Céka - Borris © Casterman - 2010
Synopsis éditeur : « 1941. L’armée allemande lance l’Opération Nordlicht (« Aurore Boréale ») : la prise par les nazis de la ville de Leningrad (aujourd’hui Saint-Pétersbourg). L’entreprise s’avérant vite impossible, l’attaque se transforme en siège, le plus long sans doute de toute l’Histoire : du 8 septembre 1941 au 18 janvier 1944, soit 900 jours ! Il fera 1 800 000 morts – mais jamais la ville ne tombera…
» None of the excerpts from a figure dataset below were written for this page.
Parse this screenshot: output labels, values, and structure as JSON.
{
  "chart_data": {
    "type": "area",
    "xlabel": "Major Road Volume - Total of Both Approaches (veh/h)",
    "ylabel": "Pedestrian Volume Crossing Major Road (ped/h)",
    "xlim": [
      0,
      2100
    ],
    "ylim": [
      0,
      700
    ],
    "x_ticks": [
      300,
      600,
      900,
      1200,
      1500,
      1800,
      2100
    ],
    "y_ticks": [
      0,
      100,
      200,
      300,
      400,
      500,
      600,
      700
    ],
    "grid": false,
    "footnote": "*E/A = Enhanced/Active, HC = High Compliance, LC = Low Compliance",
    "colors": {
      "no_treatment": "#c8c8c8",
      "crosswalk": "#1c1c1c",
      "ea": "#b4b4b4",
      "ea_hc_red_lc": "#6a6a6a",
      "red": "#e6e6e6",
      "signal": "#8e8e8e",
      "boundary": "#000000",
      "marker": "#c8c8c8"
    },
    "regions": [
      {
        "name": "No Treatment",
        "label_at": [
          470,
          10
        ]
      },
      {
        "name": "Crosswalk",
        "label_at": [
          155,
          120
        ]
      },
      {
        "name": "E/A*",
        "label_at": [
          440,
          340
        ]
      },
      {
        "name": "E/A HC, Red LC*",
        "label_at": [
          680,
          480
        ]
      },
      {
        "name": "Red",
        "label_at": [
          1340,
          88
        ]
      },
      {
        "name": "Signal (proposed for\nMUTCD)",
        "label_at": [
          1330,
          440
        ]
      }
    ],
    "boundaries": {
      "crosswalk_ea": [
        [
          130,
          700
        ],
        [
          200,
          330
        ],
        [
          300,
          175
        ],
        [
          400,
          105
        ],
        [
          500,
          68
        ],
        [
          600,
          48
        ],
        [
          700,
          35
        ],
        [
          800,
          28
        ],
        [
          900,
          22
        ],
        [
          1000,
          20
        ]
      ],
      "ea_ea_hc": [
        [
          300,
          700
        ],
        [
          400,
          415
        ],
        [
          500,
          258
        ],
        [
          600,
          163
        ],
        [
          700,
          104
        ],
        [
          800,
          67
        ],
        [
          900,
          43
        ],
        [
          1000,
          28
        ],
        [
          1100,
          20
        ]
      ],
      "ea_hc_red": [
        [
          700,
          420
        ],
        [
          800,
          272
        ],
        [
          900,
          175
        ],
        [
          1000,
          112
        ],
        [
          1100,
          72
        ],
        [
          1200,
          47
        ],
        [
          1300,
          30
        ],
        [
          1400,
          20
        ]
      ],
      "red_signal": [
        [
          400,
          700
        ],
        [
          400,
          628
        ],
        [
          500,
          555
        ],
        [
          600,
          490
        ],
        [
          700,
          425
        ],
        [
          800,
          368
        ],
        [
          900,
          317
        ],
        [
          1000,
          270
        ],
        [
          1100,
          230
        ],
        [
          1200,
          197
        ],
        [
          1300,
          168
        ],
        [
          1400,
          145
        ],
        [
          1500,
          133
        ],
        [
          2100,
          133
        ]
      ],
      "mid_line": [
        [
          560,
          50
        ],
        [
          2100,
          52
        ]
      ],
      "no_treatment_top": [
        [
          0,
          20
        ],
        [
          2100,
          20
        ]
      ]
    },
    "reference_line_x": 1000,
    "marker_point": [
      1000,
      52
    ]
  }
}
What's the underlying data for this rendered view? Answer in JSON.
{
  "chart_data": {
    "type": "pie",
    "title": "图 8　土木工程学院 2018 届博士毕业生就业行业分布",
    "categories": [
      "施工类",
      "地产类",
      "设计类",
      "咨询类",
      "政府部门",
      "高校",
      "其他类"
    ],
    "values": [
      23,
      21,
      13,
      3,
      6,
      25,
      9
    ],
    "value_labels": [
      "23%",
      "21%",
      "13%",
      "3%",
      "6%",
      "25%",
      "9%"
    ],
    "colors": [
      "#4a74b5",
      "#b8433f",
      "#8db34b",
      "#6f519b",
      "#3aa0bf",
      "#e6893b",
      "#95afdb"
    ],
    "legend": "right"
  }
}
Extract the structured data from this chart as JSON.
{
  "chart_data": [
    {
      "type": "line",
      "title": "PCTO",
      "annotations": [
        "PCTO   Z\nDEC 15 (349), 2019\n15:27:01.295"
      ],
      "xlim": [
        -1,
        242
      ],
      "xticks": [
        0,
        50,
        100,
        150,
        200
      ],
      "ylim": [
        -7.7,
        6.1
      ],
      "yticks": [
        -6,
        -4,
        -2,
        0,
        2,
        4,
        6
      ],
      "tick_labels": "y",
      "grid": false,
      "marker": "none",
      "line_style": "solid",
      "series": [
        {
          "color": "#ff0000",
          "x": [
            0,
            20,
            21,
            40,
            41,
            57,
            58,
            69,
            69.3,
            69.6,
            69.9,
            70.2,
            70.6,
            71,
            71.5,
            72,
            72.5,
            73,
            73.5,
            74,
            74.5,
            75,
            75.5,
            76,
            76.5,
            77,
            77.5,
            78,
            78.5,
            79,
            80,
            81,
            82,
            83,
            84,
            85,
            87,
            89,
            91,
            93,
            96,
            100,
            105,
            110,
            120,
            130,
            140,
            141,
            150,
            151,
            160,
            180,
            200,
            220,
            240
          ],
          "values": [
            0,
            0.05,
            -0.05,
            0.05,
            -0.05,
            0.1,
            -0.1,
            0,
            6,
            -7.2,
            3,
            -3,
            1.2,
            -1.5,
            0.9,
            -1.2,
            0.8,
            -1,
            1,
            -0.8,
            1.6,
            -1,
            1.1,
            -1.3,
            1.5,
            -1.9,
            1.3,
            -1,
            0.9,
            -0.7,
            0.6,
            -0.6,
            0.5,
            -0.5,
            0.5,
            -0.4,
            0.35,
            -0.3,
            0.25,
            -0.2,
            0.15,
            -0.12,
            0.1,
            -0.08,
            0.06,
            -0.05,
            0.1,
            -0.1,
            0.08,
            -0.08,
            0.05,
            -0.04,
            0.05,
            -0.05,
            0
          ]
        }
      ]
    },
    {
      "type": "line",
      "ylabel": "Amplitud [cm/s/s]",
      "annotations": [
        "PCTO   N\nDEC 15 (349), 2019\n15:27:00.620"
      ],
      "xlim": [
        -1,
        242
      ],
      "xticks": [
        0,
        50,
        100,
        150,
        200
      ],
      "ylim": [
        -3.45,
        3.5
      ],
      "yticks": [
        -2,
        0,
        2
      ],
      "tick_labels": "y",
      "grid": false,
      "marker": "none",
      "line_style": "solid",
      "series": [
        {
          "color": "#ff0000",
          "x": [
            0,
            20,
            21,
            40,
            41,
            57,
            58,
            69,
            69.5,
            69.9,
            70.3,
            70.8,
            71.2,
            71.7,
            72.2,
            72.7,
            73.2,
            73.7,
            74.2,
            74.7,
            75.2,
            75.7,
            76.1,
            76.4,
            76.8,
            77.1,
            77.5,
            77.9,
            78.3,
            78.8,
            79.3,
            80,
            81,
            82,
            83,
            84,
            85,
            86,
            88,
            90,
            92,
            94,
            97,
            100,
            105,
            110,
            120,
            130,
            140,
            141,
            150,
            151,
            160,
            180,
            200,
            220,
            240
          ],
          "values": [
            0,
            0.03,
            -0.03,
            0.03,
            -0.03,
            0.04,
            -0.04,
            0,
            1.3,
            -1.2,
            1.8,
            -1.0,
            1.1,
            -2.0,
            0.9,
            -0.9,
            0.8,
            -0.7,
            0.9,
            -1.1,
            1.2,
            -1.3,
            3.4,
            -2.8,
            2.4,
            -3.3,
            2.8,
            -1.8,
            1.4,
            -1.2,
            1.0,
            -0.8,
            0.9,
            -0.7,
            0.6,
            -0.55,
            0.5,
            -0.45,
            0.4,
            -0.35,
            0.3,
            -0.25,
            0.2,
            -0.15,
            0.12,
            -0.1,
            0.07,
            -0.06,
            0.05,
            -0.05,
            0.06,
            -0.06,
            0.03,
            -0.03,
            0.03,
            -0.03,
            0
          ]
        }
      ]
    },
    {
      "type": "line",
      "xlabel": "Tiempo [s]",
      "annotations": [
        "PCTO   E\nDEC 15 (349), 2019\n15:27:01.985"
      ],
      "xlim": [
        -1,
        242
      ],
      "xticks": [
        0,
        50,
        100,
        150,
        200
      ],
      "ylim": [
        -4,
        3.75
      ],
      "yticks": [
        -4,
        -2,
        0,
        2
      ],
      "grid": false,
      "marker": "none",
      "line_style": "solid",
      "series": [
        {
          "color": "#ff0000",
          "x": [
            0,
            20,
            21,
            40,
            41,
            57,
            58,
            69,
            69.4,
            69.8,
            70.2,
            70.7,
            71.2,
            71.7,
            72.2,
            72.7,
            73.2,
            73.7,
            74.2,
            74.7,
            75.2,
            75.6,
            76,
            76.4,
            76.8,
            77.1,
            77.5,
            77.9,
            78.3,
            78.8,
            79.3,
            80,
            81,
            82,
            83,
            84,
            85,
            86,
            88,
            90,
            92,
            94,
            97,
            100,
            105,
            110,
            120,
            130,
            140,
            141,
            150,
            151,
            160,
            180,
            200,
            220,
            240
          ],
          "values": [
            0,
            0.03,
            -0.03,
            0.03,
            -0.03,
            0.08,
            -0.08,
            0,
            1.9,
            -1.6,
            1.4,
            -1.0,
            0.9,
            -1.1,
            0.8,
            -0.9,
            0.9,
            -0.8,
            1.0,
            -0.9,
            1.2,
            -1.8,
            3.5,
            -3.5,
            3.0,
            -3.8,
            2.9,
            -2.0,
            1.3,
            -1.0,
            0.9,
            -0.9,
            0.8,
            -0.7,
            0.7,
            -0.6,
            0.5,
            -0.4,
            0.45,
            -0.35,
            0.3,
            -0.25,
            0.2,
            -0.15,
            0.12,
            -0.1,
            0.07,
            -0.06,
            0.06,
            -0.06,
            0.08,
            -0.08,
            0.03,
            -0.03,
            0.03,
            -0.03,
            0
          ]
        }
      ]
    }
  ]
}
C’est une partie de l’histoire de ce siège – et surtout de la résistance héroïque qu’opposèrent les Russes à leurs envahisseurs – que raconte Lutte Majeure, à travers un épisode presque dérisoire mais néanmoins hautement symbolique survenu en 1942 : l’ordre formel donné par Staline de reformer l’orchestre symphonique de la ville et de lui faire interpréter publiquement la 7e symphonie de Chostakovitch dans la ville assiégée, afin de galvaniser le patriotisme de la population. On savourera le titre choisi pour l’album par Céka et Boris Joly à la lumière du titre complet de cette œuvre musicale : 7e symphonie « en ut majeur »…
L’entreprise, à la limite de l’absurde, atteindra néanmoins ses objectifs : créer un petit moment d’éternité qui réussit, le temps de quelques mesures, à faire oublier toutes les privations aux assiégés. Et proclamer à la face du monde d’alors que l’URSS ne baisserait jamais les bras face à l’agression nazie ».
-
Céka et Borris ont fait le choix d’une fiction animalière pour nous faire revivre cet événement historique. Une parenthèse musicale qui semble assez dérisoire compte-tenu du contexte global.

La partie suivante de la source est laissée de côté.